Out of the ashes of the credit crunch has emerged a new way of helping successful, growing businesses find fast, fair and transparent finance. Peer-to-peer lending is one such model. It is an online marketplace which allows British people and organisations (such as the government and local councils) to bypass the banks and lend directly to small businesses.
Technology is at the heart of these platforms which are currently transforming the financial services landscape as we know it. Investors can earn high, stable rates for the long term whilst businesses typically get access to finance within two weeks, all of which helps the economy to grow.
The growth of non-bank finance has exploded in the last three years. By cutting out the red tape and bureaucracy associated with traditional bank loans, businesses are able to access finance more quickly and at times to suit them. A recent report by government think tank, Nesta, predicted that the peer-to-peer lending industry could be worth over £12bn per year.
To apply for a loan on behalf of a business, brokers complete a short application form. Here they provide information about the business, including key financial details, management structure of the business and number of staff employed.
Crucially, no face to face meeting is required as everything happens online, making the process fast and efficient. Any business looking to borrow money must have a minimum turnover of £100,000 and have been trading for at least two years, as well as have a strong credit score.

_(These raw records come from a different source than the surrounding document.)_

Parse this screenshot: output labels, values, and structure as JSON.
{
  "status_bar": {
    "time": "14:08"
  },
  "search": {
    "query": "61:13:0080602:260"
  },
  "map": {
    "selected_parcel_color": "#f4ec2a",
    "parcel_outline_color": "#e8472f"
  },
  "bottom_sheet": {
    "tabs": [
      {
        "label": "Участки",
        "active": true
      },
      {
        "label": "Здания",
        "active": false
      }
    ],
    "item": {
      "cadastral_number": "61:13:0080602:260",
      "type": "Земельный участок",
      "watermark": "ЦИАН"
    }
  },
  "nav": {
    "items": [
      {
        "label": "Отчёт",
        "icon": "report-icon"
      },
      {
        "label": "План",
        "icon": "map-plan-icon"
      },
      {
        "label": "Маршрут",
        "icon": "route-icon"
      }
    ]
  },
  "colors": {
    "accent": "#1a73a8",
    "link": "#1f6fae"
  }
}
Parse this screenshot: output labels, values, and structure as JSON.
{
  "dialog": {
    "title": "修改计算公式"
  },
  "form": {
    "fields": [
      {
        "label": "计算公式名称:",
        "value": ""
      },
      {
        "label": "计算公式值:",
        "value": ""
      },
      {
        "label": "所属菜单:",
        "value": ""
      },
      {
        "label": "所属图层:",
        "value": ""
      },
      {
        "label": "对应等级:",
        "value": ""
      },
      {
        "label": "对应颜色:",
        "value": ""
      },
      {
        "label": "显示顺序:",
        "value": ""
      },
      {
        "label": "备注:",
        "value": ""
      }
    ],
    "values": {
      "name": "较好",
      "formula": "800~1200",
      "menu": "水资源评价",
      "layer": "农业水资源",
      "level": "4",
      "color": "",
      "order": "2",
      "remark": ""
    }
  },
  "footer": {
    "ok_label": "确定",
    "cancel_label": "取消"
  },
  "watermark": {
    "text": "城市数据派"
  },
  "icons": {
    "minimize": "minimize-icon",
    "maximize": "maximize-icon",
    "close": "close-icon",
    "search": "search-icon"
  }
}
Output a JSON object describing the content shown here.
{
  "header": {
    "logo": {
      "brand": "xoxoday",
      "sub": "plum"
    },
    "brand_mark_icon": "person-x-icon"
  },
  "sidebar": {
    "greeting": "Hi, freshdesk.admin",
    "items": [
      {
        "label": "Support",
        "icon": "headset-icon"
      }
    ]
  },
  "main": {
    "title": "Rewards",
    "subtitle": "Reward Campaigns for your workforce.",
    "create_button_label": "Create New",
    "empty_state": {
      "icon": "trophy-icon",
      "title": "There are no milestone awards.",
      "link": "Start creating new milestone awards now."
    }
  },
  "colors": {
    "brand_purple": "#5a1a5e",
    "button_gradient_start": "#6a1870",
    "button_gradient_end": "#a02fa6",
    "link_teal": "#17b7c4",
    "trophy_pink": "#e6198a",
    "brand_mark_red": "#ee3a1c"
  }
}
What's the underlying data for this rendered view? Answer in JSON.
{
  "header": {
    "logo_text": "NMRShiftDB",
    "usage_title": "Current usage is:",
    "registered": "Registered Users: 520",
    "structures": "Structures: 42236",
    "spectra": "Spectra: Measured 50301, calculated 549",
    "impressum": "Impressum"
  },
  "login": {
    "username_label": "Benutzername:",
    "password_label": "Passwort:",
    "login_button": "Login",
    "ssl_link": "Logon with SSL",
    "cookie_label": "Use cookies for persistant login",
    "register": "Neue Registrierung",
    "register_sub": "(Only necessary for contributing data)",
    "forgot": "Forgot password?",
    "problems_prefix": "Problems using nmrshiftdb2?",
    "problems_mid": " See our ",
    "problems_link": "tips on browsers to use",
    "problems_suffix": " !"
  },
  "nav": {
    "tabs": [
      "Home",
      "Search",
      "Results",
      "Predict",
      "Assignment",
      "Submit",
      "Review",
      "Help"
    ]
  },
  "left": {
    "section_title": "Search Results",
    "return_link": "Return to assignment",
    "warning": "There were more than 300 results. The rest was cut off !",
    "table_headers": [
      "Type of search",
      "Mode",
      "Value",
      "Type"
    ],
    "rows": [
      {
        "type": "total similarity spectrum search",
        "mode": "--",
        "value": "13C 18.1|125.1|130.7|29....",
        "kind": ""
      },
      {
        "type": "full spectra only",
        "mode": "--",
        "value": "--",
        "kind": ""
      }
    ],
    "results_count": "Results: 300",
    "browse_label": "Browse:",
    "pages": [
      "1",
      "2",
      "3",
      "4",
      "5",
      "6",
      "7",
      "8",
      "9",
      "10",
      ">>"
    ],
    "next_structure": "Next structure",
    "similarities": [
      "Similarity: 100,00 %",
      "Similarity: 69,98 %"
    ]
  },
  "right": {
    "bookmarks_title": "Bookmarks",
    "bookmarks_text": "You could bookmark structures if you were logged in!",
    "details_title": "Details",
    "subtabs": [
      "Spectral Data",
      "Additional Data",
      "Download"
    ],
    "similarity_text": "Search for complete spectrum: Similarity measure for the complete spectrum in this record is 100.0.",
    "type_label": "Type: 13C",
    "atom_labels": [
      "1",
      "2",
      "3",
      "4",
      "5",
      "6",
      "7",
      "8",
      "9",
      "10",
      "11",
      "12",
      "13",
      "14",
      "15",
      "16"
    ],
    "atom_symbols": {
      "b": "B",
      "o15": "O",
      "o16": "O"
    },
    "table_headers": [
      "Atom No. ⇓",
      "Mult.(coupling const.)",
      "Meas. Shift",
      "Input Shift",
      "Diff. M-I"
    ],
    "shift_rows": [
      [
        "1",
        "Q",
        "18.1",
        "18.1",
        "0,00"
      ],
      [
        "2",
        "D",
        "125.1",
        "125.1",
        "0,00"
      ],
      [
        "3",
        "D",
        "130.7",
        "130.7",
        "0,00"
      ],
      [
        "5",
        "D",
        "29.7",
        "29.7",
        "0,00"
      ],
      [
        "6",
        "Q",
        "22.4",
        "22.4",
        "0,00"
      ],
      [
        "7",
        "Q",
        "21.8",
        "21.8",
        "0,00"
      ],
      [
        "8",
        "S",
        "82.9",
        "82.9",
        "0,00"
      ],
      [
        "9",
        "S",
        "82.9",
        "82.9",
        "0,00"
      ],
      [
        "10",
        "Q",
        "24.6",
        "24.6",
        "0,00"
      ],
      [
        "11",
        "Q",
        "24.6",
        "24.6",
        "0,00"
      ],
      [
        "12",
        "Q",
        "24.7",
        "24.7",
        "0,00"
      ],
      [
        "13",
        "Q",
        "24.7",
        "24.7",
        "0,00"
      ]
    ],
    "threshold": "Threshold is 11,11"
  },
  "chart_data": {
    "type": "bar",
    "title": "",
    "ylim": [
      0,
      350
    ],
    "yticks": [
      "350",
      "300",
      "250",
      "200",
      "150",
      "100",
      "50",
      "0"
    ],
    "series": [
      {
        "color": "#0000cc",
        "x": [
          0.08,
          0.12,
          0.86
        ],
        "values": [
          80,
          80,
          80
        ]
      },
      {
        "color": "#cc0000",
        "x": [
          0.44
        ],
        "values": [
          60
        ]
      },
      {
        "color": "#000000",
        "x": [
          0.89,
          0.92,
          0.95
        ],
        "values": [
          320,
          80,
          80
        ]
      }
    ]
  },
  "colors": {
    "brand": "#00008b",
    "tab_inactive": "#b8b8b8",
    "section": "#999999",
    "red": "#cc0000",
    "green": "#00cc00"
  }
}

Businesses that pass this initial application stage are then reviewed by the credit assessment team, who look at each loan individually. Funding Circle uses many of the same credit checks as the high street banks do. Successful businesses are given a ‘risk band’ from A+ to C-, which helps investors to choose which businesses to lend to.
Once businesses pass the credit assessment processes, their loan is posted on the marketplace. From here, investors choose which type of businesses to lend to, and bid the amount of money they wish to lend, and the interest rate they want to earn. Rates are set by investors themselves who bid to become part of the loan. Investors can bid small amounts, from as little as £20, on lots of different businesses to spread their risk.
Unlike banks, there is no early repayment fee, the fee structure is simple and money can be borrowed quickly to suit seasonal demand.
Banks will always exist, in one form, or another, but they are no longer the cure-all for every requirement a business now has. Increasingly business owners and introducers are becoming aware that there is genuine choice when it comes to looking for finance, and that they no longer need to have a relationship based on exclusivity with a bank.